AP Calculus comes in two flavors. AB is roughly equivalent to a one-semester college Calculus I course and covers limits, continuity, derivatives, applications of derivatives, integrals, and the fundamental theorem of calculus. BC covers all of AB plus a second semester of material: integration techniques, parametric and polar functions, vectors, and infinite series. Both end in a three-hour AP exam in May with multiple choice and free response sections.
This is almost always a 12th-grade course, taken after precalculus. Students aiming for engineering, physics, computer science, or competitive STEM programs usually take BC; AB is plenty for most other paths. A 4 or 5 on the exam typically earns college credit, though policies vary by school. The course is graded as honors weight at most high schools, which matters for GPA-conscious families.
How to Learn AP Calculus
The conceptual leap in calculus is the limit — the idea that you can talk meaningfully about what a function approaches without it ever actually getting there.
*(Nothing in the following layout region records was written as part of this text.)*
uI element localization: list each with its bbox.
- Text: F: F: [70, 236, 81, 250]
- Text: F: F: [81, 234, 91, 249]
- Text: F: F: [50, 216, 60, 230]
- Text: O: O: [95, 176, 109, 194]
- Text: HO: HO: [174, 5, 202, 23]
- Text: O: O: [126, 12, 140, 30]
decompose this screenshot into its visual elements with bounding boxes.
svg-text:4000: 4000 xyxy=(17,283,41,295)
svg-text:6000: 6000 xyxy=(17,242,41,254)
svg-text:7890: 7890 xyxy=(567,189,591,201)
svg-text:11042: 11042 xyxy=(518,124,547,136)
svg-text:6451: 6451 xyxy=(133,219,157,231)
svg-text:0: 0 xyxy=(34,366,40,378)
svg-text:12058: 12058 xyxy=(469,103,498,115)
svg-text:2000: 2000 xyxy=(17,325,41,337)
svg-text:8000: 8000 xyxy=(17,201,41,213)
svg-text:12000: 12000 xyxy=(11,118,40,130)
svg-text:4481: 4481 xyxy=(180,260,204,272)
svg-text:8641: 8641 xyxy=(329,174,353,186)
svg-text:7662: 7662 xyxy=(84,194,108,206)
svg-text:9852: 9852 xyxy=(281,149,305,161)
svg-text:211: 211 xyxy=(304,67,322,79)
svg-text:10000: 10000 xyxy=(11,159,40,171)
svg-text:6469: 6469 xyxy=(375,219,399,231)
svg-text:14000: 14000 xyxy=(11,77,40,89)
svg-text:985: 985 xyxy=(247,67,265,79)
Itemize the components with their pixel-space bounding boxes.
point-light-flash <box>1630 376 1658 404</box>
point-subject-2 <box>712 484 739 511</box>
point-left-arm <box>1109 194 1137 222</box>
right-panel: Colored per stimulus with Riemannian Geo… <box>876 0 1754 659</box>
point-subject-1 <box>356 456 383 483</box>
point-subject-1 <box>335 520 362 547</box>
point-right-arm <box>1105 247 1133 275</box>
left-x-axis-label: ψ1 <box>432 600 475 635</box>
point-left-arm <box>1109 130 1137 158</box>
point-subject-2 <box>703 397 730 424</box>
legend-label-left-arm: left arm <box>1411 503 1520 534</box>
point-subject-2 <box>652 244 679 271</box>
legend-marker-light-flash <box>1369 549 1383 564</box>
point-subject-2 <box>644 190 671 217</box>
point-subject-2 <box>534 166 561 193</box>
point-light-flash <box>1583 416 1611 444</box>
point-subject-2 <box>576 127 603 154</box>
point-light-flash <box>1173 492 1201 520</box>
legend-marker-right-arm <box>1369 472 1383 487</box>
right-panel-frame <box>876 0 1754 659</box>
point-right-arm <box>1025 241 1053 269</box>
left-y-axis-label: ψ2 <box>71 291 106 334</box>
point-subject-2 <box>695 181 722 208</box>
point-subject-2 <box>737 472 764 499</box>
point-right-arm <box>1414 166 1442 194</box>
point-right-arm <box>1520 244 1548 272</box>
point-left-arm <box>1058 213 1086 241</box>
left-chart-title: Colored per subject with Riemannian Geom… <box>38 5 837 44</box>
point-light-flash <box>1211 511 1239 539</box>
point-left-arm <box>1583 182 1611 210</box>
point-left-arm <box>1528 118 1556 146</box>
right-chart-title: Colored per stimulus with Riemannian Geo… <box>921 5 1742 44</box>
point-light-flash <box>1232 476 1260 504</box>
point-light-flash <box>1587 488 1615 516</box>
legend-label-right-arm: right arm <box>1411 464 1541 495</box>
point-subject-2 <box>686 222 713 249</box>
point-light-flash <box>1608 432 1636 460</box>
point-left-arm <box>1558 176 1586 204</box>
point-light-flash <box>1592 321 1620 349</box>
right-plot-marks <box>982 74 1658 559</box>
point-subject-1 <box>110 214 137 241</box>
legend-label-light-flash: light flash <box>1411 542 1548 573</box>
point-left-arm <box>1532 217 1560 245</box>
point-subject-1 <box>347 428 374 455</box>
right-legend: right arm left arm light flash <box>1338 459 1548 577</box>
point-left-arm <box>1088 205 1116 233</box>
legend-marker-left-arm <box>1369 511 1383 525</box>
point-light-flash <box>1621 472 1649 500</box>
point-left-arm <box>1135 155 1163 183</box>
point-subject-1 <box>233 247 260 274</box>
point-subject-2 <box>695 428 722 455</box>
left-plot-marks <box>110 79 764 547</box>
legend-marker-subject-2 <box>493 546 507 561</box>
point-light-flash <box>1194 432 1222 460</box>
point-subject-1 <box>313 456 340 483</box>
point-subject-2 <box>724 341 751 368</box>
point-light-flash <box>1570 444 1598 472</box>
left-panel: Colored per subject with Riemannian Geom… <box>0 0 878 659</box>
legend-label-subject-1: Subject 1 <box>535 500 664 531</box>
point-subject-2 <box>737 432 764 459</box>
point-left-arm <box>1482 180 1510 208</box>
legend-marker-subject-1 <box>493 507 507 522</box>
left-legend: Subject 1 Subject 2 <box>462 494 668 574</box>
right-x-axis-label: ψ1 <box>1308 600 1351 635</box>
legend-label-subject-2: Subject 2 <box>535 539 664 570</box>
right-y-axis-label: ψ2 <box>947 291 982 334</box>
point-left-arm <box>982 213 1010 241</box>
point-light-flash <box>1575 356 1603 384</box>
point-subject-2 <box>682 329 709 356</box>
Most students stumble not on that idea itself but on the algebra and trig underneath it. If a kid can't factor quickly or doesn't know sin(π/3) without thinking, they will spend calculus drowning in setup work and never get to the calculus part.
For self-study or supplementing a class, the standard stack is: a textbook (Stewart or Larson), video lectures (Professor Leonard for depth, Organic Chemistry Tutor for quick problem walkthroughs), and a prep book in the spring (Princeton Review or Barron's). Have your student do timed past free-response questions starting in March; the College Board posts decades of them free. Scoring their own work against the rubrics is the single best preparation for the actual exam.